Emperyalist işgale son Bu yılki 1 Mayıs'a Afganistan ve Irak işgalinin sürdüğü, İran'a saldırının planlandığı bir ortamda giriyoruz.

Tüm dünyaya özgürlüklerin kendileri eliyle geleceğini söyleyen emperyalistler, dünya halklarına savaşları, işgalleri, Guantanamo ve Ebu Garip'leri verirken, bizlere de bu saldırılarının ekonomik faturasını, düşünce ve örgütleme özgürlüğünün yok edilmesini dayatıyorlar.

Yüzbinlerce çoluk-çocuk, genç yaşlı, kadınerkeğin yaşamını yitirdiği savaş ve işgaller, emperyalist efendilerin dünya pazarlarını istedikleri gibi kullanmak içindir.

Onların özgürleştirdikleri tek şey, işgal ettikleri ülkelerin yer altı ve yer üstü zenginlik kaynaklarını emperyalistlere peşkeş çekilmesi, işçi ücretlerinin düşürülerek patronların kölelik koşullarında işçi çalıştırması, işgale direnenlere ise sınırsızca işkence ve katliam yapma kolaylığıdır.

Avrupalı emperyalistler de bu savaşların ve işgallerin suç ortaklarıdır.

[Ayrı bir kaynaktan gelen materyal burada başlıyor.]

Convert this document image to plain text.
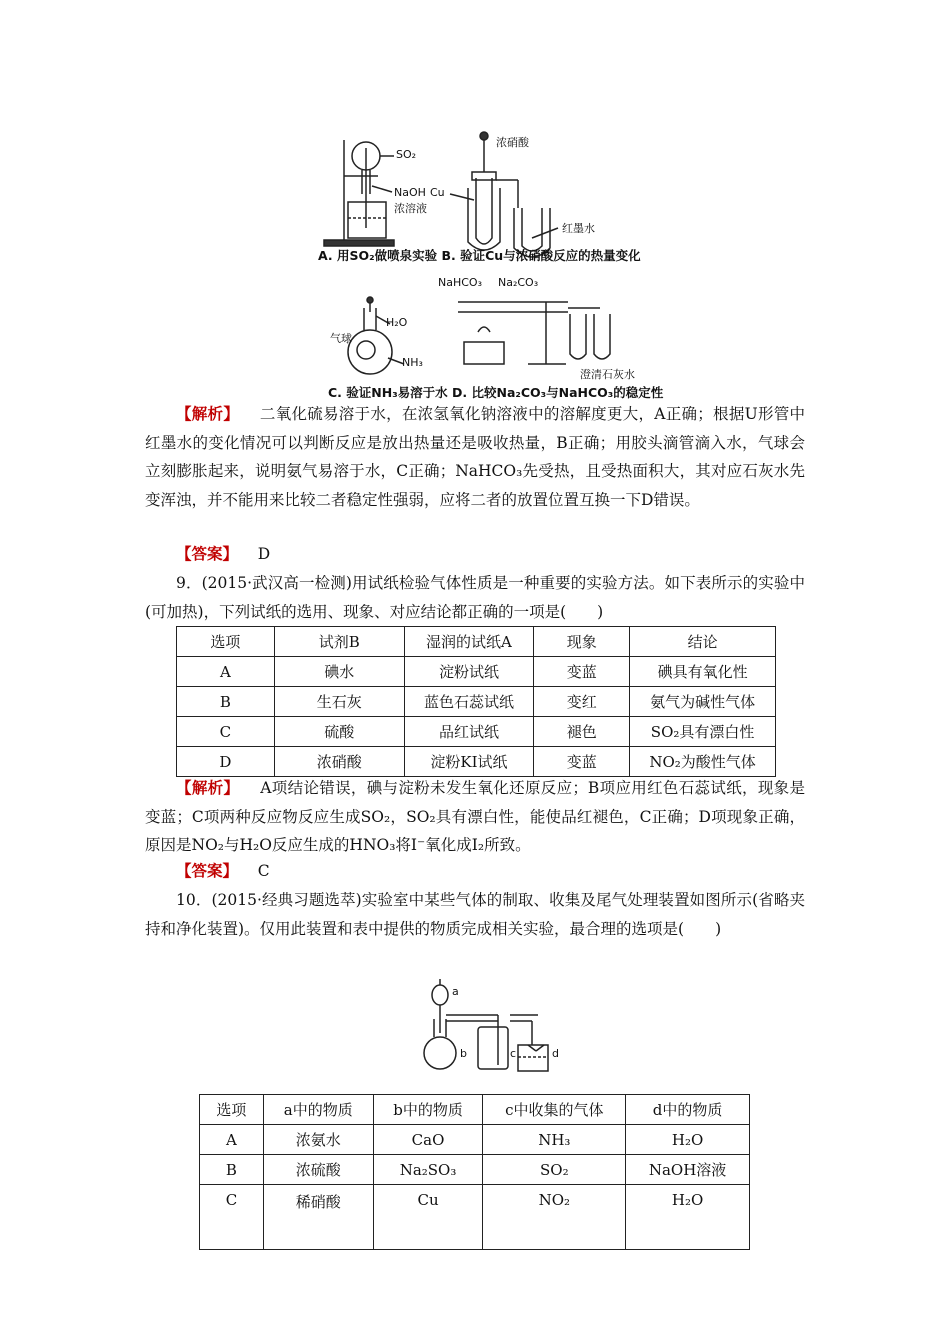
SO₂
NaOH
浓溶液
浓硝酸
Cu
红墨水
A. 用SO₂做喷泉实验 B. 验证Cu与浓硝酸反应的热量变化
NaHCO₃ Na₂CO₃
H₂O
气球
NH₃
澄清石灰水
C. 验证NH₃易溶于水 D. 比较Na₂CO₃与NaHCO₃的稳定性
【解析】 二氧化硫易溶于水，在浓氢氧化钠溶液中的溶解度更大，A正确；根据U形管中红墨水的变化情况可以判断反应是放出热量还是吸收热量，B正确；用胶头滴管滴入水，气球会立刻膨胀起来，说明氨气易溶于水，C正确；NaHCO₃先受热，且受热面积大，其对应石灰水先变浑浊，并不能用来比较二者稳定性强弱，应将二者的放置位置互换一下D错误。
【答案】 D
9．(2015·武汉高一检测)用试纸检验气体性质是一种重要的实验方法。如下表所示的实验中(可加热)，下列试纸的选用、现象、对应结论都正确的一项是(　　)
选项	试剂B	湿润的试纸A	现象	结论
A	碘水	淀粉试纸	变蓝	碘具有氧化性
B	生石灰	蓝色石蕊试纸	变红	氨气为碱性气体
C	硫酸	品红试纸	褪色	SO₂具有漂白性
D	浓硝酸	淀粉KI试纸	变蓝	NO₂为酸性气体
【解析】 A项结论错误，碘与淀粉未发生氧化还原反应；B项应用红色石蕊试纸，现象是变蓝；C项两种反应物反应生成SO₂，SO₂具有漂白性，能使品红褪色，C正确；D项现象正确，原因是NO₂与H₂O反应生成的HNO₃将I⁻氧化成I₂所致。
【答案】 C
10．(2015·经典习题选萃)实验室中某些气体的制取、收集及尾气处理装置如图所示(省略夹持和净化装置)。仅用此装置和表中提供的物质完成相关实验，最合理的选项是(　　)
a
b	c	d
选项	a中的物质	b中的物质	c中收集的气体	d中的物质
A	浓氨水	CaO	NH₃	H₂O
B	浓硫酸	Na₂SO₃	SO₂	NaOH溶液
C	稀硝酸	Cu	NO₂	H₂O
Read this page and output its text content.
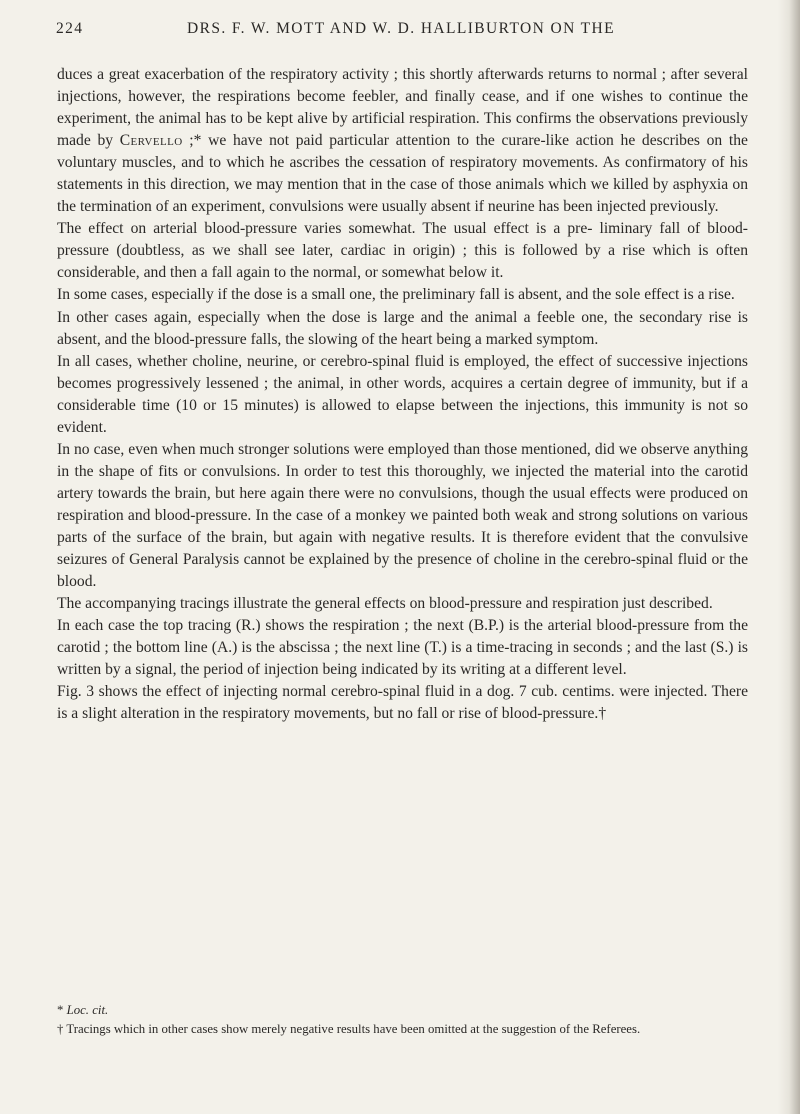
224	DRS. F. W. MOTT AND W. D. HALLIBURTON ON THE

duces a great exacerbation of the respiratory activity ; this shortly afterwards returns to normal ; after several injections, however, the respirations become feebler, and finally cease, and if one wishes to continue the experiment, the animal has to be kept alive by artificial respiration. This confirms the observations previously made by Cervello ;* we have not paid particular attention to the curare-like action he describes on the voluntary muscles, and to which he ascribes the cessation of respiratory movements. As confirmatory of his statements in this direction, we may mention that in the case of those animals which we killed by asphyxia on the termination of an experiment, convulsions were usually absent if neurine has been injected previously.

The effect on arterial blood-pressure varies somewhat. The usual effect is a pre- liminary fall of blood-pressure (doubtless, as we shall see later, cardiac in origin) ; this is followed by a rise which is often considerable, and then a fall again to the normal, or somewhat below it.

In some cases, especially if the dose is a small one, the preliminary fall is absent, and the sole effect is a rise.

In other cases again, especially when the dose is large and the animal a feeble one, the secondary rise is absent, and the blood-pressure falls, the slowing of the heart being a marked symptom.

In all cases, whether choline, neurine, or cerebro-spinal fluid is employed, the effect of successive injections becomes progressively lessened ; the animal, in other words, acquires a certain degree of immunity, but if a considerable time (10 or 15 minutes) is allowed to elapse between the injections, this immunity is not so evident.

In no case, even when much stronger solutions were employed than those mentioned, did we observe anything in the shape of fits or convulsions. In order to test this thoroughly, we injected the material into the carotid artery towards the brain, but here again there were no convulsions, though the usual effects were produced on respiration and blood-pressure. In the case of a monkey we painted both weak and strong solutions on various parts of the surface of the brain, but again with negative results. It is therefore evident that the convulsive seizures of General Paralysis cannot be explained by the presence of choline in the cerebro-spinal fluid or the blood.

The accompanying tracings illustrate the general effects on blood-pressure and respiration just described.

In each case the top tracing (R.) shows the respiration ; the next (B.P.) is the arterial blood-pressure from the carotid ; the bottom line (A.) is the abscissa ; the next line (T.) is a time-tracing in seconds ; and the last (S.) is written by a signal, the period of injection being indicated by its writing at a different level.

Fig. 3 shows the effect of injecting normal cerebro-spinal fluid in a dog. 7 cub. centims. were injected. There is a slight alteration in the respiratory movements, but no fall or rise of blood-pressure.†

* Loc. cit.

† Tracings which in other cases show merely negative results have been omitted at the suggestion of the Referees.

İngiltere, İtalya, Hollanda, Belçika, Danimarka askerleriyle iigalin direk suç ortaklığını yaparken, Almanya Afganistan'da asker bulundurmak yanında, Irak'a saldırı sırasında hava sahasını Amerikanın hizmetine sunmuş, Irak'ta bulunan Alman Gizli İstihbarat Örgütü (BND) elemanları aracılığıyla da ABD'ye lojistik destek sunmuştur.

Bugün İran'a saldırı hazırlığında hepsi de ABD ile ortaklık yapmaktadır.

Bir yanda işgalse, diğer yandan işgale karşı direnenlerin hareketi var.

Irak'taki direniş, daha şimdiden işgalcileri bataklığa sapladı.

Emperyalistler yeniden yeniden yaptıkları saldırılara, sınırsız işkencelere, halkları aşağılayan uygulamalarına rağmen her geçen gün büyüyen direniş, emperyalist işgalcilerin gerçek yüzlerini yerli halklar nezdinde de açığa çıkarıyor.

Dünya çapında işgal karşıtı hareketin büyümesini sağlıyor.

Filistin halkı Siyonist işgale karşı direnenlerden yana saf tutuyor.

Latin Amerika'da ezilen halkların dalgalandırdığı antiemperyalist rüzgar, halkların birlikte mücadele ve dayanışmasını büyütüyor.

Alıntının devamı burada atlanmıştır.